In this study, we validated the Centers for Disease Control and Prevention's use of a 10% threshold of median proportion of positive laboratory tests (median proportion positive (MPP)) to identify respiratory syncytial virus (RSV) seasons against a standard based on hospitalization claims. Medicaid fee-for-service recipients under 2 years of age from California, Florida, Illinois, and Texas (1999-2004), continuously eligible since birth, were categorized for each week as high-risk or low-risk with regard to RSV-related hospitalization based on medical and pharmacy claims data and birth certificates. Weeks were categorized as on-season if the RSV hospitalization incidence rate in high-risk children exceeded the seasonal peak of the incidence rate in low-risk children.

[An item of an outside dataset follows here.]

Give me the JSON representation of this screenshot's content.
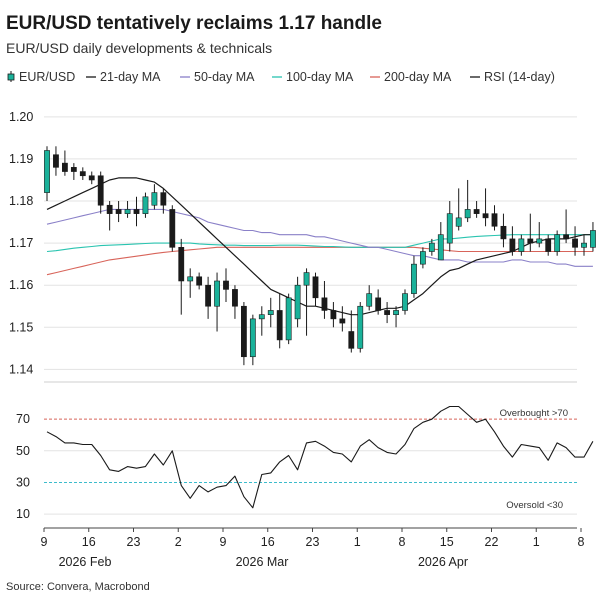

Receiver operating characteristic (ROC) curves were used to measure the ability of MPP to discriminate between on-season and off-season weeks as determined from hospitalization data. Areas under the ROC curve ranged from 0.88 (95% confidence interval: 0.83, 0.92) in Illinois to 0.96 (95% confidence interval: 0.94, 0.98) in California. Requiring at least 5 positive tests in addition to the 10% MPP threshold optimized accuracy, as indicated by minimized root mean square errors. The 10% MPP with the added requirement of at least 5 positive tests is a valid method for identifying clinically significant RSV seasons across geographically diverse states.